Can not impersonate any legitimate CLH node: In all nodes, h(Q) is known, but \(h(HID_j||Q)\) is different. To know \(h(HID_j||Q)\), A either knows Q from RS (which is impossible), or it can reverse-deduce it from \(A_{ij}^c = h(h(HI{D_j}||Q)||I{D_i}^c)\) (which is also impossible).

Can not impersonate any legitimate CM node: To impersonate a member of the legal cluster, adversary A needs to calculate the \(A_{ij}\). Suppose the adversary obtains \( < \mathrm{{ }}CI{D_i},{W_i},{V_1} > \) from the landing phase, relevant to the calculation of \(A_{ij}\), of these four parameters only \(W_i\), \({W_i} = {A_{ij}} \oplus {\alpha _i}\). Because of the unavailability of \({\alpha _i}\), \(A_{ij}\) is not computable.

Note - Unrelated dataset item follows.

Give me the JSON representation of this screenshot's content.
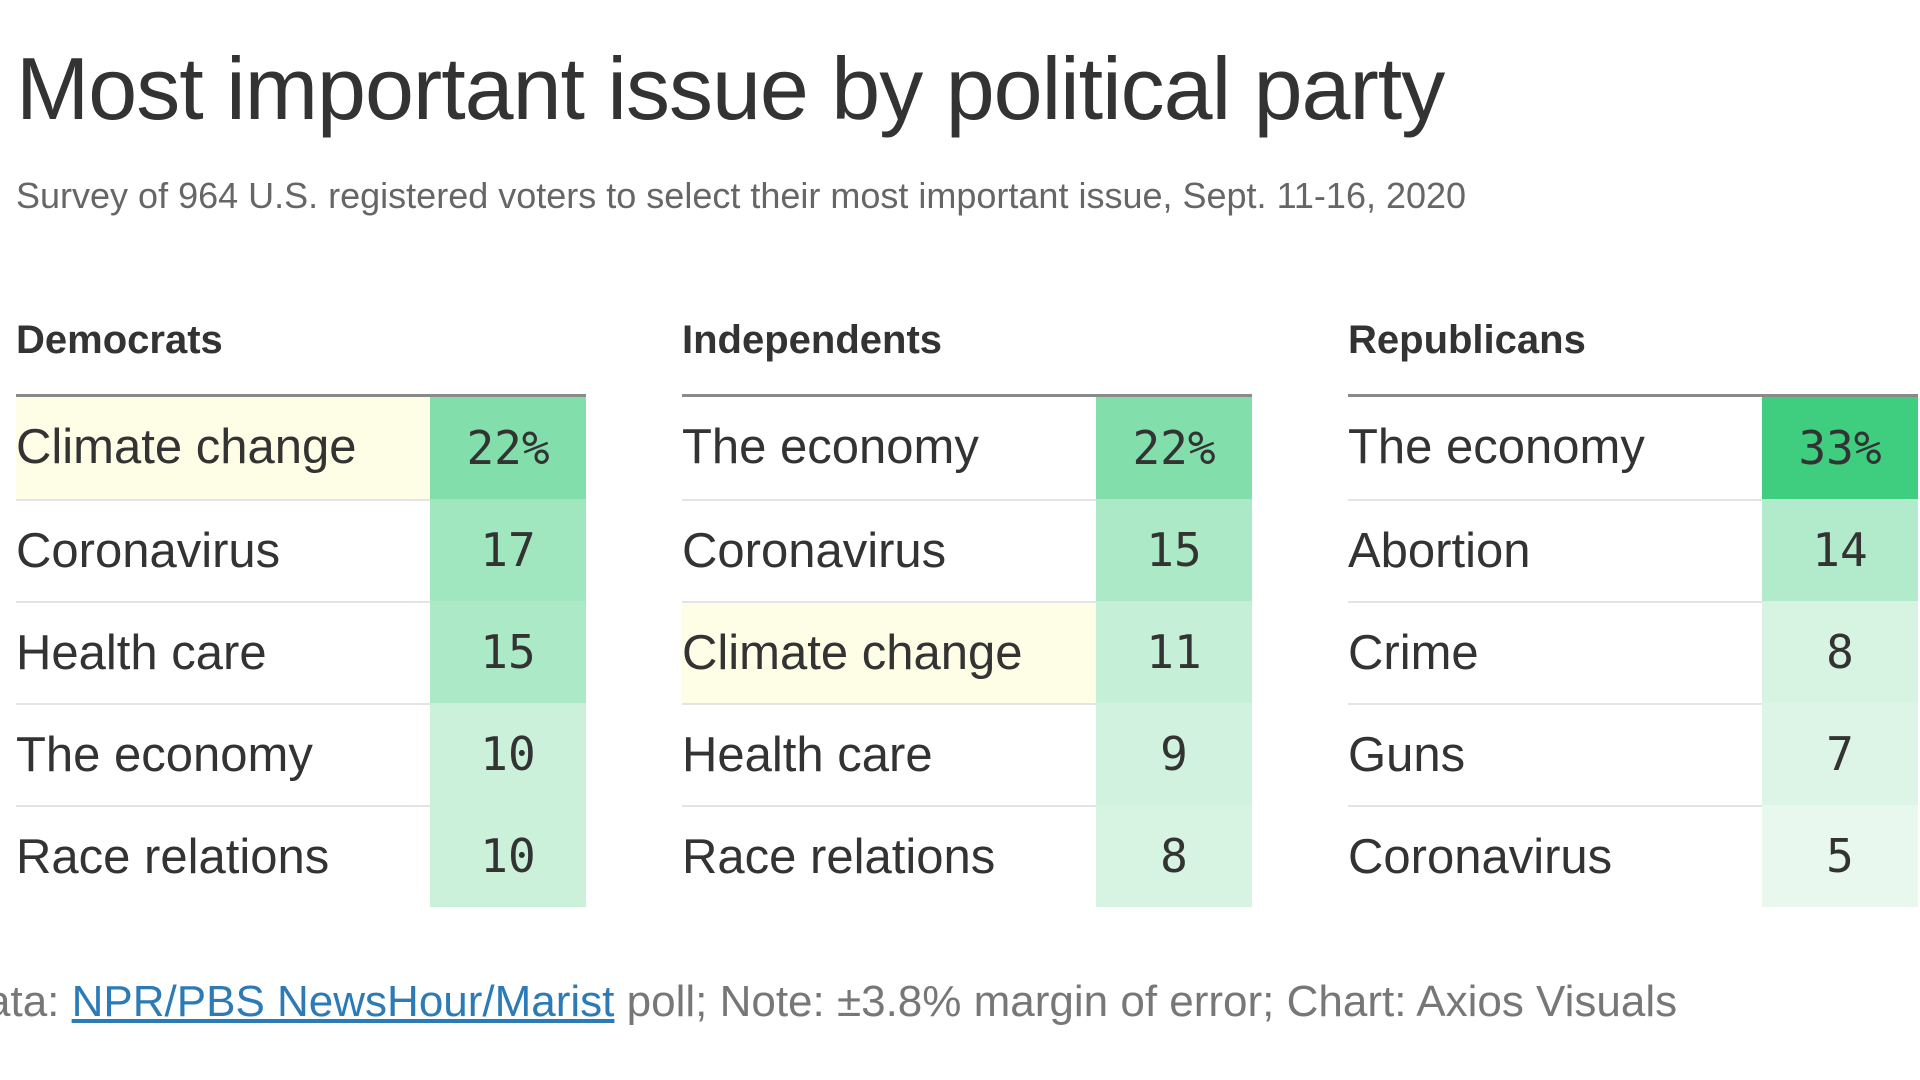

Can not calculate any session key: The session key is calculated as \(SK = h(I{D_i}||HI{D_j}||{\alpha _i}||{\alpha _j})\). \(A_{ij}\) is not obtainable, so \({\alpha _i}\) and \({\alpha _j}\) are not obtainable.

5 Performance Analysis

Fig. 8.
figure 8

Total energy consumed.

In this section, we analyze and compare this scheme with the other two schemes. We set all the member nodes at the bottom to send packets to the SN node, the completion of the transmission is considered as the end of a round of data transmission. We calculate the total energy consumption of each node from the total energy consumption, according to the established routing protocol, calculate the total energy consumption of all member nodes to SN node.

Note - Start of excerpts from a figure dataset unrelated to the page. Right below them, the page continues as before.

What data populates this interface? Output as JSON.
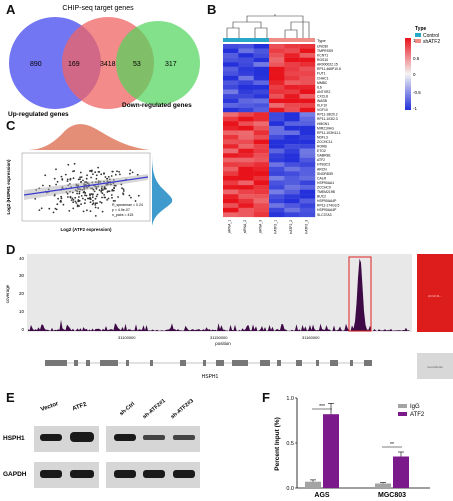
{
  "panels": {
    "A": "A",
    "B": "B",
    "C": "C",
    "D": "D",
    "E": "E",
    "F": "F"
  },
  "venn": {
    "title": "CHIP-seq target genes",
    "counts": {
      "up_only": "890",
      "up_chip": "169",
      "chip_only": "3418",
      "chip_down": "53",
      "down_only": "317"
    },
    "label_up": "Up-regulated genes",
    "label_down": "Down-regulated genes",
    "colors": {
      "up": "#5a5ef0",
      "chip": "#f06464",
      "down": "#4fd45a"
    }
  },
  "heatmap": {
    "legend_title": "Type",
    "legend_items": [
      {
        "label": "Control",
        "color": "#2aa7c6"
      },
      {
        "label": "shATF2",
        "color": "#f08d86"
      }
    ],
    "scale_ticks": [
      "1",
      "0.5",
      "0",
      "-0.5",
      "-1"
    ],
    "type_row_label": "Type",
    "genes": [
      "UNC80",
      "TMPRSS9",
      "KCNT1",
      "RGS10",
      "AR000022.15",
      "RP11-466P10.6",
      "FUT1",
      "CHAC1",
      "MMBC",
      "IL6",
      "ANTXR2",
      "CXCL8",
      "WASB",
      "KLF10",
      "VGF10",
      "RP11-18I20.2",
      "RP11-103I2.3",
      "HMGN1",
      "MIR210HG",
      "RP11-103H11.1",
      "NDFL3",
      "ZCCHC11",
      "RORB",
      "ETO2",
      "GABRB1",
      "ATF2",
      "HTB3C3",
      "ARCN",
      "SNORD59",
      "CALR",
      "HSP90AA1",
      "ZCCHC9",
      "TMEM219B",
      "BUC2",
      "HSP90AA4P",
      "RP11-174G3.5",
      "HSP90AA4P",
      "SLC37A3"
    ],
    "samples": [
      "Control_siRNA_1",
      "Control_siRNA_2",
      "Control_siRNA_3",
      "shATF2_1",
      "shATF2_2",
      "shATF2_3"
    ],
    "colors": {
      "high": "#e8121a",
      "mid": "#f4f4f4",
      "low": "#2430d9"
    }
  },
  "scatter": {
    "xlabel": "Log2 (ATF2 expression)",
    "ylabel": "Log2 (HSPH1 expression)",
    "stat_lines": [
      "R_spearman = 0.24",
      "p = 4.9e-07",
      "n_pairs = 415"
    ]
  },
  "track": {
    "ylabel": "coverage",
    "xlabel": "position",
    "yticks": [
      "40",
      "30",
      "20",
      "10",
      "0"
    ],
    "xticks": [
      "31100000",
      "31150000",
      "31160000"
    ],
    "gene": "HSPH1",
    "highlight_color": "#e02020",
    "fill_color": "#3d0a45",
    "side_label": "chr13:31...",
    "bottom_box": "GeneModel"
  },
  "western": {
    "lanes_left": [
      "Vector",
      "ATF2"
    ],
    "lanes_right": [
      "sh-Ctrl",
      "sh-ATF2#1",
      "sh-ATF2#3"
    ],
    "rows": [
      "HSPH1",
      "GAPDH"
    ]
  },
  "bar_chart_panel": {
    "ylabel": "Percent Input (%)",
    "legend": [
      {
        "label": "IgG",
        "color": "#a3a3a3"
      },
      {
        "label": "ATF2",
        "color": "#7b1a8a"
      }
    ],
    "sig_top": "***",
    "sig_bottom": "**"
  },
  "chart_data": {
    "type": "bar",
    "categories": [
      "AGS",
      "MGC803"
    ],
    "series": [
      {
        "name": "IgG",
        "values": [
          0.07,
          0.05
        ],
        "errors": [
          0.02,
          0.01
        ]
      },
      {
        "name": "ATF2",
        "values": [
          0.82,
          0.35
        ],
        "errors": [
          0.12,
          0.05
        ]
      }
    ],
    "ylabel": "Percent Input (%)",
    "ylim": [
      0,
      1.0
    ],
    "yticks": [
      "0.0",
      "0.5",
      "1.0"
    ]
  }
}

Figure 8 shows the energy consumption of a round trip from all the member nodes we calculated to the sink node. As can be seen from Fig. 8, the difference in total energy consumption between protocols increases as the number of packets to be transmitted increases after the information is transmitted. When the packet reaches 1000 bits, as can be seen from the graph, the total energy of RPL is 200 times that of our proposed protocol, and the total energy consumption of RPL is 66 times that of our proposed protocol. To sum up, in terms of total energy consumption, our proposed protocol is lower than other protocols.

6 Conclusion

With the advent of the big data era, it is conceivable that the collection and analysis of data is very important. As a data collection device, wireless sensor network has greatly promoted the development of big data and data mining technology. This paper focuses on a secure convergent routing protocol with authentication and energy-saving functions. This paper proposes a solution to the problems of excessive energy consumption, unbalanced resource consumption and data privacy leakage in wireless sensor networks. The designed cost function selects a suitable “Leader” node of the data transmission cluster by calculating the communication loss, helps to plan the data transmission path, and solves the problem that some nodes consume too much energy due to the uneven resource consumption. The key agreement protocol is designed by using one-way Hasche function and XOR operation to hide and restore the parameters, using these parameters to calculate the shared key. The privacy protection of the secret data is realized, and the problem that the secret data is easy to be divulged when two nodes communicate is solved. The key agreement protocol with authentication function is designed. We authenticate first and then negotiate to prevent the third party from maliciously impersonating. Through the implementation of the above three parts, we construct a secure converging routing protocol with authentication and energy-saving functions. At last, through the performance analysis, the total energy consumption of the proposed protocol is compared with that of the two related protocols. Our work extends the network lifetime to some extent, increases the number of active nodes, reduces energy consumption, and increases the privacy of secret data transmission to some extent.